Abstract
Background
Under- or late identification of pulmonary embolism (PE)—a thrombosis of 1 or more pulmonary arteries that seriously threatens patients’ lives—is a major challenge confronting modern medicine.
Objective
We aimed to establish accurate and informative machine learning (ML) models to identify patients at high risk for PE as they are admitted to the hospital, before their initial clinical checkup, by using only the information in their medical records.
Methods
We collected demographics, comorbidities, and medications data for 2568 patients with PE and 52,598 control patients. We focused on data available prior to emergency department admission, as these are the most universally accessible data. We trained an ML random forest algorithm to detect PE at the earliest possible time during a patient’s hospitalization—at the time of his or her admission.
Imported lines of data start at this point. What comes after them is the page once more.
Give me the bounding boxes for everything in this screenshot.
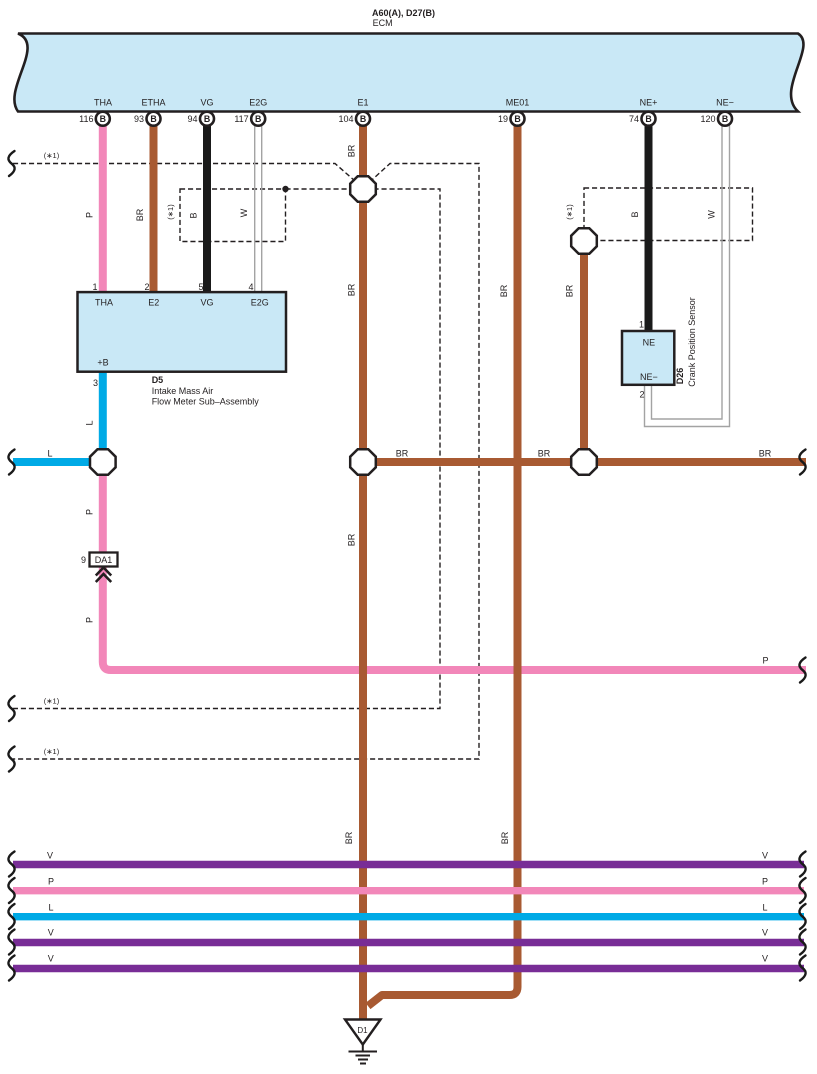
svg-text:94: 94 [187, 114, 197, 124]
svg-text:L: L [48, 903, 53, 913]
svg-text:9: 9 [81, 555, 86, 565]
svg-text:L: L [47, 449, 52, 459]
svg-text:Crank Position Sensor: Crank Position Sensor [687, 297, 697, 387]
svg-text:BR: BR [499, 284, 509, 297]
svg-text:P: P [85, 212, 95, 218]
svg-text:ME01: ME01 [506, 98, 530, 108]
svg-text:+B: +B [97, 358, 108, 368]
svg-text:DA1: DA1 [95, 555, 113, 565]
svg-text:(∗1): (∗1) [44, 697, 60, 706]
svg-text:THA: THA [95, 298, 113, 308]
svg-text:BR: BR [500, 831, 510, 844]
svg-text:NE+: NE+ [640, 98, 658, 108]
svg-text:VG: VG [200, 298, 213, 308]
svg-text:104: 104 [338, 114, 353, 124]
svg-text:L: L [85, 420, 95, 425]
svg-text:E1: E1 [357, 98, 368, 108]
svg-text:93: 93 [134, 114, 144, 124]
svg-text:B: B [100, 114, 106, 124]
svg-text:B: B [204, 114, 210, 124]
svg-text:ETHA: ETHA [141, 98, 165, 108]
svg-text:P: P [85, 509, 95, 515]
svg-text:V: V [48, 928, 54, 938]
svg-text:1: 1 [92, 282, 97, 292]
svg-text:BR: BR [344, 831, 354, 844]
svg-text:19: 19 [498, 114, 508, 124]
svg-text:BR: BR [565, 284, 575, 297]
svg-text:NE: NE [643, 338, 656, 348]
svg-text:B: B [722, 114, 728, 124]
svg-text:BR: BR [396, 449, 409, 459]
svg-text:2: 2 [639, 390, 644, 400]
svg-text:V: V [762, 954, 768, 964]
svg-text:5: 5 [198, 282, 203, 292]
svg-text:B: B [360, 114, 366, 124]
svg-text:BR: BR [347, 144, 357, 157]
svg-text:W: W [707, 210, 717, 219]
svg-text:W: W [239, 208, 249, 217]
svg-text:(∗1): (∗1) [44, 151, 60, 160]
svg-text:D1: D1 [357, 1026, 368, 1035]
svg-text:Flow Meter Sub–Assembly: Flow Meter Sub–Assembly [152, 397, 260, 407]
svg-text:V: V [762, 928, 768, 938]
svg-text:2: 2 [144, 282, 149, 292]
svg-text:B: B [255, 114, 261, 124]
svg-text:V: V [47, 851, 53, 861]
svg-text:74: 74 [629, 114, 639, 124]
svg-text:4: 4 [248, 282, 253, 292]
svg-text:VG: VG [200, 98, 213, 108]
svg-text:BR: BR [759, 449, 772, 459]
svg-text:V: V [762, 851, 768, 861]
svg-text:P: P [762, 656, 768, 666]
svg-text:BR: BR [347, 283, 357, 296]
svg-text:120: 120 [700, 114, 715, 124]
svg-text:NE−: NE− [716, 98, 734, 108]
svg-text:P: P [48, 877, 54, 887]
svg-text:V: V [48, 954, 54, 964]
svg-text:E2G: E2G [249, 98, 267, 108]
svg-text:B: B [150, 114, 156, 124]
svg-text:E2G: E2G [251, 298, 269, 308]
svg-text:1: 1 [639, 320, 644, 330]
svg-text:(∗1): (∗1) [565, 204, 574, 220]
svg-text:B: B [189, 212, 199, 218]
svg-text:116: 116 [79, 114, 93, 124]
svg-text:B: B [514, 114, 520, 124]
svg-text:THA: THA [94, 98, 112, 108]
svg-text:L: L [762, 903, 767, 913]
svg-text:Intake Mass Air: Intake Mass Air [152, 386, 214, 396]
svg-text:P: P [85, 617, 95, 623]
svg-text:117: 117 [234, 114, 248, 124]
svg-text:B: B [645, 114, 651, 124]
svg-text:BR: BR [538, 449, 551, 459]
svg-text:D26: D26 [675, 368, 685, 385]
svg-text:P: P [762, 877, 768, 887]
svg-text:ECM: ECM [373, 18, 393, 28]
svg-text:B: B [630, 211, 640, 217]
svg-text:E2: E2 [148, 298, 159, 308]
svg-text:BR: BR [347, 533, 357, 546]
svg-text:BR: BR [135, 208, 145, 221]
svg-text:A60(A), D27(B): A60(A), D27(B) [372, 8, 435, 18]
svg-text:NE−: NE− [640, 372, 658, 382]
svg-text:3: 3 [93, 378, 98, 388]
svg-text:(∗1): (∗1) [166, 204, 175, 220]
svg-text:D5: D5 [152, 375, 164, 385]
svg-text:(∗1): (∗1) [44, 747, 60, 756]
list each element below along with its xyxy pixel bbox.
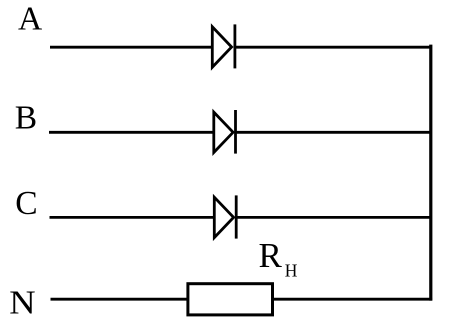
wire A right: [235, 46, 431, 49]
wire B left: [49, 131, 214, 134]
wire A left: [50, 46, 212, 49]
wire N right: [273, 298, 432, 301]
resistor Rн (load): [188, 284, 273, 315]
svg-text:B: B: [15, 99, 37, 136]
svg-text:H: H: [285, 260, 298, 280]
wire C left: [50, 216, 215, 219]
svg-text:C: C: [15, 185, 37, 222]
wire B right: [236, 131, 430, 134]
svg-text:R: R: [259, 236, 283, 275]
wire C right: [236, 216, 431, 219]
diode VD3: [214, 195, 236, 238]
diode VD2: [214, 110, 236, 154]
wire N left: [51, 298, 189, 301]
diode VD1: [212, 24, 235, 68]
wire right bus: [429, 45, 432, 301]
svg-text:A: A: [18, 0, 42, 37]
svg-text:N: N: [9, 284, 35, 321]
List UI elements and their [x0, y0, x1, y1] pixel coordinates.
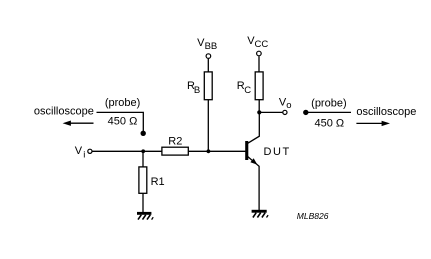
junction: collector node — [257, 110, 261, 114]
right probe tip dot — [303, 110, 308, 115]
svg-text:DUT: DUT — [264, 146, 291, 158]
figure reference MLB826 — [297, 211, 329, 221]
svg-text:450 Ω: 450 Ω — [108, 116, 138, 128]
svg-text:(probe): (probe) — [105, 97, 140, 109]
junction: base node (R2/RB/DUT) — [207, 149, 211, 153]
resistor RB — [187, 72, 212, 100]
svg-text:CC: CC — [255, 39, 269, 50]
svg-text:MLB826: MLB826 — [297, 211, 329, 221]
left probe tip dot — [141, 131, 146, 136]
resistor RC — [237, 72, 263, 100]
oscilloscope label left — [34, 106, 94, 118]
node VBB supply terminal — [197, 37, 217, 59]
svg-text:oscilloscope: oscilloscope — [356, 106, 416, 118]
svg-text:C: C — [244, 85, 251, 96]
resistor R2 — [162, 136, 188, 156]
arrow to oscilloscope (right) — [356, 121, 390, 126]
ground (DUT emitter) — [252, 210, 269, 218]
node VCC supply terminal — [247, 35, 268, 56]
wire: collector node to Vo — [259, 111, 282, 113]
probe impedance value 450 ohm (left) — [108, 116, 138, 128]
arrow to oscilloscope (left) — [63, 121, 94, 126]
wire: right probe line — [306, 111, 351, 113]
wire: base node up to RB — [207, 100, 209, 152]
wire: junction to R1 — [142, 151, 144, 167]
junction: Vi/R1 node — [141, 149, 145, 153]
wire: R1 to ground — [142, 193, 144, 212]
svg-text:(probe): (probe) — [311, 98, 346, 110]
transistor DUT — [245, 112, 291, 210]
probe label (left) — [105, 97, 140, 109]
wire: RB to VBB terminal — [207, 59, 209, 72]
svg-text:R2: R2 — [168, 136, 182, 148]
svg-text:V: V — [75, 145, 83, 157]
oscilloscope label right — [356, 106, 416, 118]
svg-text:R1: R1 — [151, 176, 165, 188]
node Vi input terminal — [75, 145, 92, 160]
wire: Vi to R2 — [92, 150, 161, 152]
node Vo output terminal — [279, 96, 292, 114]
svg-text:oscilloscope: oscilloscope — [34, 106, 94, 118]
wire: RC to VCC terminal — [258, 56, 260, 72]
probe impedance value 450 ohm (right) — [314, 117, 344, 129]
wire: collector node down/up — [258, 100, 260, 113]
svg-text:BB: BB — [205, 41, 218, 52]
wire: left probe line — [97, 112, 144, 131]
wire: R2 to base node — [188, 150, 246, 152]
resistor R1 — [139, 167, 165, 193]
svg-text:B: B — [194, 85, 200, 96]
svg-text:450 Ω: 450 Ω — [314, 117, 344, 129]
svg-text:i: i — [83, 149, 85, 160]
probe label (right) — [311, 98, 346, 110]
svg-text:o: o — [286, 100, 291, 111]
ground (R1) — [137, 212, 153, 220]
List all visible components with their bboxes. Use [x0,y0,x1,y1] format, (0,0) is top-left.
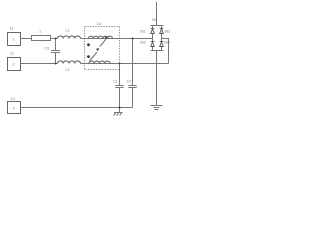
svg-text:13: 13 [11,97,15,101]
svg-text:11: 11 [10,26,14,30]
svg-text:C3: C3 [44,47,49,51]
svg-text:1: 1 [13,38,15,42]
svg-text:C1: C1 [113,80,118,84]
svg-text:3: 3 [13,107,15,111]
svg-text:L2: L2 [66,68,70,72]
svg-text:1A: 1A [97,22,102,26]
svg-text:C2: C2 [127,80,132,84]
svg-text:1B: 1B [152,18,157,22]
svg-text:1B4: 1B4 [164,41,170,45]
svg-text:L1: L1 [66,29,70,33]
svg-text:1B2: 1B2 [164,30,170,34]
svg-text:1B1: 1B1 [140,30,146,34]
svg-text:12: 12 [10,52,14,56]
svg-text:1B3: 1B3 [140,41,146,45]
svg-text:2: 2 [13,63,15,67]
svg-text:1: 1 [39,30,41,34]
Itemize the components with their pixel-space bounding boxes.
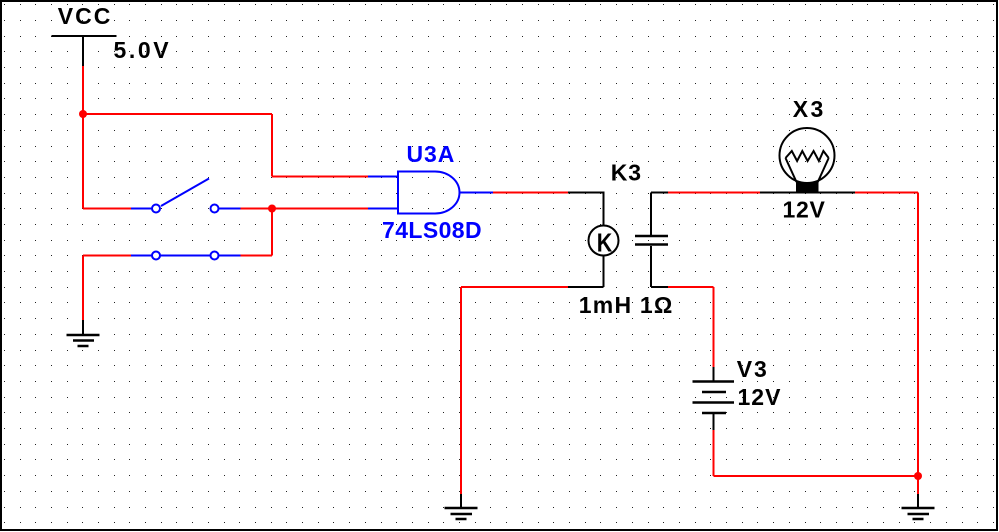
svg-text:V3: V3 — [737, 356, 769, 382]
battery V3 — [693, 367, 735, 430]
wire junction to right — [83, 113, 272, 115]
relay K3 coil — [568, 193, 619, 288]
svg-text:X3: X3 — [793, 96, 826, 122]
VCC power symbol — [52, 36, 117, 66]
svg-text:12V: 12V — [738, 384, 782, 410]
wire row2 left down to ground — [82, 256, 84, 321]
switch J2 (closed) — [131, 252, 241, 260]
svg-text:5.0V: 5.0V — [114, 37, 172, 63]
wire lamp to right column — [855, 192, 918, 194]
AND gate U3A body — [368, 172, 493, 214]
wire junction down to row2 — [271, 209, 273, 256]
wire battery bottom down — [713, 430, 715, 476]
node junction at VCC branch — [79, 110, 87, 118]
svg-text:K3: K3 — [611, 160, 642, 186]
node junction switch row — [268, 205, 276, 213]
node junction bottom right — [914, 472, 922, 480]
svg-text:VCC: VCC — [58, 3, 113, 29]
wire junction to right ground — [917, 476, 919, 494]
wire bottom row to right — [714, 475, 919, 477]
wire right column down — [917, 193, 919, 477]
wire to gate input 1 — [272, 176, 368, 178]
wire contact top to lamp — [668, 192, 760, 194]
relay K3 contact — [635, 193, 668, 288]
switch J1 (open) — [131, 179, 241, 213]
wire row2 left — [83, 255, 131, 257]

We developed and applied 2 ML-based methods specifically to address the data imbalance between PE and non-PE patients, which causes misdiagnosis of PE.
Results
The resulting models predicted PE based on age, sex, BMI, past clinical PE events, chronic lung disease, past thrombotic events, and usage of anticoagulants, obtaining an 80% geometric mean value for the PE and non-PE classification accuracies. Although on hospital admission only 4% (1942/46,639) of the patients had a diagnosis of PE, we identified 2 clustering schemes comprising subgroups with more than 61% (705/1120 in clustering scheme 1; 427/701 and 340/549 in clustering scheme 2) positive patients for PE. One subgroup in the first clustering scheme included 36% (705/1942) of all patients with PE who were characterized by a definite past PE diagnosis, a 6-fold higher prevalence of deep vein thrombosis, and a 3-fold higher prevalence of pneumonia, compared with patients of the other subgroups in this scheme. In the second clustering scheme, 2 subgroups (1 of only men and 1 of only women) included patients who all had a past PE diagnosis and a relatively high prevalence of pneumonia, and a third subgroup included only those patients with a past diagnosis of pneumonia.
Conclusions
This study established an ML tool for early diagnosis of PE almost immediately upon hospital admission. Despite the highly imbalanced scenario undermining accurate PE prediction and using information available only from the patient’s medical history, our models were both accurate and informative, enabling the identification of patients already at high risk for PE upon hospital admission, even before the initial clinical checkup was performed. The fact that we did not restrict our patients to those at high risk for PE according to previously published scales (eg, Wells or revised Genova scores) enabled us to accurately assess the application of ML on raw medical data and identify new, previously unidentified risk factors for PE, such as previous pulmonary disease, in general populations.